Faits - procédure et prétentions des parties:
Aux termes d'un acte sous seing privé en date du 20 décembre 1999 intitulé "contrat de concession de marque", la société Union contact loisirs (UCL) a concédé à Mme Blain la marque UCL afin qu'elle exploite une agence matrimoniale dans le secteur Lyon Est.
Par un autre acte non daté, Mme Boulay, propriétaire d'une agence matrimoniale à l'enseigne UCL, a vendu celle-ci à Mme Blain pour la somme de 84 000F.
Par acte du 10 avril 2000, Mme Blain a assigné devant le Tribunal de commerce de Lyon la société UCL en nullité du contrat de concession du 20 décembre 1999 et Mme Boulay en nullité de la vente de son agence matrimoniale.
Par jugement du 20 mars 2002, le tribunal a débouté Mme Blain de ses demandes.
Appelante, Mme Blain demande à la cour, par conclusions en date du 18 octobre 2002, d'infirmer le jugement entrepris, et de:
- pour Mme Boulay,
à titre principal, constater que le protocole de vente intervenu constitue une vente de fonds de commerce, constater que cet acte de vente ne respecte pas les formalités prescrites par la loi du 29 juin 1935, dire et juger que la vente du fonds de commerce est nulle,
à titre subsidiaire, constater que Mme Boulay ne lui a délivré aucun fichier de clientèle, constater que son erreur portait sur les qualités substantielles de la chose vendue, dire et juger que son consentement a été vicié et que le protocole de vente est nul,
à titre infiniment subsidiaire, constater le défaut d'exécution de l'obligation de délivrance du fichier de clientèle développé par Mme Boulay, et prononcer la résolution judiciaire de la vente,
- pour la société UCL,
à titre principal, constater que le contrat de concession de marque ne respecte pas les obligations d'information prévues par la loi du 31 décembre 1989, que le fichier national fourni par la société UCL est dépourvu de sérieux et demeure insuffisant, dire et juger que son consentement a été vicié et que le contrat de concession est nul,
à titre subsidiaire, constater le défaut d'exécution de l'obligation de délivrance de la société UCL dans un fichier de clientèle sérieux et exploitable et prononcer la résolution judiciaire du contrat de concession de marque,
à titre infiniment subsidiaire, constater que la société UCL a commis une faute en ne respectant pas son obligation d'information du franchisé et la condamner à réparer le préjudice par elle subi.
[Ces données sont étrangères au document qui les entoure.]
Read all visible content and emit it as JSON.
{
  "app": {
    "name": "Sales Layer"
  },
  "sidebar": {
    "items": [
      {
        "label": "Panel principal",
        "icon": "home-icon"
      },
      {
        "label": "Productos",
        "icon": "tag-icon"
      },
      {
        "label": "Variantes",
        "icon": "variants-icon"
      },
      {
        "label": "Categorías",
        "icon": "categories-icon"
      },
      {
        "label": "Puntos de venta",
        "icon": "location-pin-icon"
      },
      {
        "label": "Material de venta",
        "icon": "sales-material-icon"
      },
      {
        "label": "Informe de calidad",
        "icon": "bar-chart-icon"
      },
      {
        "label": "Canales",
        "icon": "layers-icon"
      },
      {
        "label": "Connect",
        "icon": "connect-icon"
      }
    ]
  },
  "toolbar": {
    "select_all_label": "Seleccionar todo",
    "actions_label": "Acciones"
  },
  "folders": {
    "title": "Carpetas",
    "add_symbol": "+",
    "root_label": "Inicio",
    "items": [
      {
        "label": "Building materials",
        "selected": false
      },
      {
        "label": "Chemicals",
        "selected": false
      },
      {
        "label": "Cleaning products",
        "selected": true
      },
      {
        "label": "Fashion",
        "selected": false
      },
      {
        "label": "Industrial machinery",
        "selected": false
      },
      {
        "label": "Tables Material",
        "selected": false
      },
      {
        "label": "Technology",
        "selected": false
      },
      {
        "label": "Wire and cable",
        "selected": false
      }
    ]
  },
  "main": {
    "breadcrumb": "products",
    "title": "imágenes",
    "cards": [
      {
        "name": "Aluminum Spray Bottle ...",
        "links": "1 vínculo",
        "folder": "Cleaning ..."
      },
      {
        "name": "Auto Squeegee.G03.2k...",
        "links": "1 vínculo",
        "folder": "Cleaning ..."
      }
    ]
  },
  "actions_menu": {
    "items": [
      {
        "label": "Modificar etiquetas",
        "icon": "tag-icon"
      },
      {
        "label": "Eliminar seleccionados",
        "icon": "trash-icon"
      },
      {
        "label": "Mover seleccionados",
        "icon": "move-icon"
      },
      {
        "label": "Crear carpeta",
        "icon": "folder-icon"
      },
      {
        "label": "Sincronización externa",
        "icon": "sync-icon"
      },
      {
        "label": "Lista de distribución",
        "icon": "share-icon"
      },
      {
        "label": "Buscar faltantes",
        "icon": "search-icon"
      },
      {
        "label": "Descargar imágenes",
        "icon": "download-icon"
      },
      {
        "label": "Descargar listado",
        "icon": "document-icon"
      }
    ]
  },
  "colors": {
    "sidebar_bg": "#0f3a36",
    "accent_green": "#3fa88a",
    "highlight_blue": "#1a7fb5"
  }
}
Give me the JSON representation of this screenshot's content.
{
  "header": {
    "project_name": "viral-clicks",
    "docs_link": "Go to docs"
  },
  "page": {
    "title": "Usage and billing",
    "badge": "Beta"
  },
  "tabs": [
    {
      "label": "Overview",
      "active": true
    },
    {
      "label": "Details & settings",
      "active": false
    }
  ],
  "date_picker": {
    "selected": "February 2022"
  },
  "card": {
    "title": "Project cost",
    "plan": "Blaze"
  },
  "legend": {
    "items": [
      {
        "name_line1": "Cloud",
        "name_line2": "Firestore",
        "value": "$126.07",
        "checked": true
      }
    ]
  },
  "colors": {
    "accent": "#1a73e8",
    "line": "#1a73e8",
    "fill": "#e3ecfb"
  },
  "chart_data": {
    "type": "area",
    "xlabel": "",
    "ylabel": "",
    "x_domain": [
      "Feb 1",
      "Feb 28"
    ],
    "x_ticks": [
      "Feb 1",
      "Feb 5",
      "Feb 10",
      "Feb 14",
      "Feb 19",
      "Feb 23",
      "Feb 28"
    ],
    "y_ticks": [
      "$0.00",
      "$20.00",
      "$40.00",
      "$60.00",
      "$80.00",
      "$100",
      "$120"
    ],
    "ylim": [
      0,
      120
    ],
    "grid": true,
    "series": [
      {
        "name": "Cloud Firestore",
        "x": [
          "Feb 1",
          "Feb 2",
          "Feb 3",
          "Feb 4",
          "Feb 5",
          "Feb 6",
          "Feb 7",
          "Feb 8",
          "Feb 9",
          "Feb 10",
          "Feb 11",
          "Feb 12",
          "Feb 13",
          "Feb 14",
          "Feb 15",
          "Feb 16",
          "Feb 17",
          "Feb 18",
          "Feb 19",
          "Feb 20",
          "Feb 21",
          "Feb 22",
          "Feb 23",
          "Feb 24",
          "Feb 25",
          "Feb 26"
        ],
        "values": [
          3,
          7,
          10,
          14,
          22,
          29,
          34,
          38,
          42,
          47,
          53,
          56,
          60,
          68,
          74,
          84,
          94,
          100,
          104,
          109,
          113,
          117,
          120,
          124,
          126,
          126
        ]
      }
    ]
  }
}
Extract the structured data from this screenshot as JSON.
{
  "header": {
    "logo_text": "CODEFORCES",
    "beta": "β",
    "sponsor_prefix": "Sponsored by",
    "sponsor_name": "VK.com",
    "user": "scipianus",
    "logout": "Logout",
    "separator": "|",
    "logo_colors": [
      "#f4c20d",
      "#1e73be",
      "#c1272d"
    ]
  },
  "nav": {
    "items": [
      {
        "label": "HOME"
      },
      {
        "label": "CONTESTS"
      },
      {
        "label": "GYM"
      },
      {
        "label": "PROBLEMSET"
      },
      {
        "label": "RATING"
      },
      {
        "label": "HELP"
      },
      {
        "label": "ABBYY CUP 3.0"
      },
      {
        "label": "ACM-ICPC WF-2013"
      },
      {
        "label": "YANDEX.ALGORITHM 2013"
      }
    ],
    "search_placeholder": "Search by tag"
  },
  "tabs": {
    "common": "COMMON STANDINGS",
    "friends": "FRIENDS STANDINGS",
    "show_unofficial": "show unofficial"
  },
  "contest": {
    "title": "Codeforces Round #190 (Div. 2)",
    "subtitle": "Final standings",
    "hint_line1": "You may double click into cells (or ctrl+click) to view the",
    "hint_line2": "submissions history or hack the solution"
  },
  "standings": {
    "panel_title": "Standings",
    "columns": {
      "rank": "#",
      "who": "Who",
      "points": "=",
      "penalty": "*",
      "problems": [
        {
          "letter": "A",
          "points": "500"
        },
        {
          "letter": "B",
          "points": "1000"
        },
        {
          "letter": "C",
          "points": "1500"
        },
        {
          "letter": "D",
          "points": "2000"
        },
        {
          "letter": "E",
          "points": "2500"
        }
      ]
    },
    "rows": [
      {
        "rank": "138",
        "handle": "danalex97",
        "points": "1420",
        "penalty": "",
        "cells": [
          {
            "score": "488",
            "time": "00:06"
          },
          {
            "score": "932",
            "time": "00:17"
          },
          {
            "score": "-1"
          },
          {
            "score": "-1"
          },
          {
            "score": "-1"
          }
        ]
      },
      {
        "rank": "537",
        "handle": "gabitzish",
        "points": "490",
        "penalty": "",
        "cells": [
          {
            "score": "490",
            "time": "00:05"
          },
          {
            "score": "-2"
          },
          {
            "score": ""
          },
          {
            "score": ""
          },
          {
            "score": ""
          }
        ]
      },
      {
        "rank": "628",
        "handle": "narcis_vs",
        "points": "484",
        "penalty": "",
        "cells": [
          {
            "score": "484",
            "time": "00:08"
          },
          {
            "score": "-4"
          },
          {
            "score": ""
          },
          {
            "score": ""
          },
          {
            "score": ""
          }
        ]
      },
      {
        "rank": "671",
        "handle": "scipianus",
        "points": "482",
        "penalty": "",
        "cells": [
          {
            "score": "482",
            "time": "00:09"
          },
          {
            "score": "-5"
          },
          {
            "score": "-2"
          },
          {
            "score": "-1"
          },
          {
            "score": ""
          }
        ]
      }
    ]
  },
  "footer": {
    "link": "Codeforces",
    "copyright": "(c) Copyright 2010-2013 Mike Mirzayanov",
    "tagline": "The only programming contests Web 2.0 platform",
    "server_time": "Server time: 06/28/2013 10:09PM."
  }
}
Elle demande, en conséquence, à la cour de condamner Mme Boulay et la société UCL in solidum:
- à lui rembourser les sommes payées pour la vente nulle, soit les sommes de 84 000 F + 15 678 F + 4 575,84 F + 3,050,56 F, représentant une somme totale de 107 304,40 F soit 16 358,45 euro,
- à lui payer la somme de 17 882,27 euro à titre de dommages-intérêts en réparation de son préjudice matériel,
- à lui payer la somme de 7 622,45 euro à titre de dommages-intérêts en réparation de son préjudice moral,
- à lui payer la somme de 4 573,47 euro en application de l'article 700 du nouveau Code de procédure civile,
Mme Boulay, intimée, demande à la cour, par conclusions déposées le 7 janvier 2003, de confirmer le jugement et de condamner Mme Blain à lui payer la somme de 7 500 euro à titre de dommages-intérêts pour appel abusif et la somme de 3 000 euro en application de l'article 700 du nouveau Code de procédure civile, à titre subsidiaire de dire et juger qu'elle sera relevée et garantie par la société UCL et de condamner celle-ci à lui payer la somme de 3 000 euro en application de l'article 700 du nouveau Code de procédure civile, à titre infiniment subsidiaire de réduire les condamnations sollicitées par Mme Blain et de lui accorder les plus larges délais de paiement.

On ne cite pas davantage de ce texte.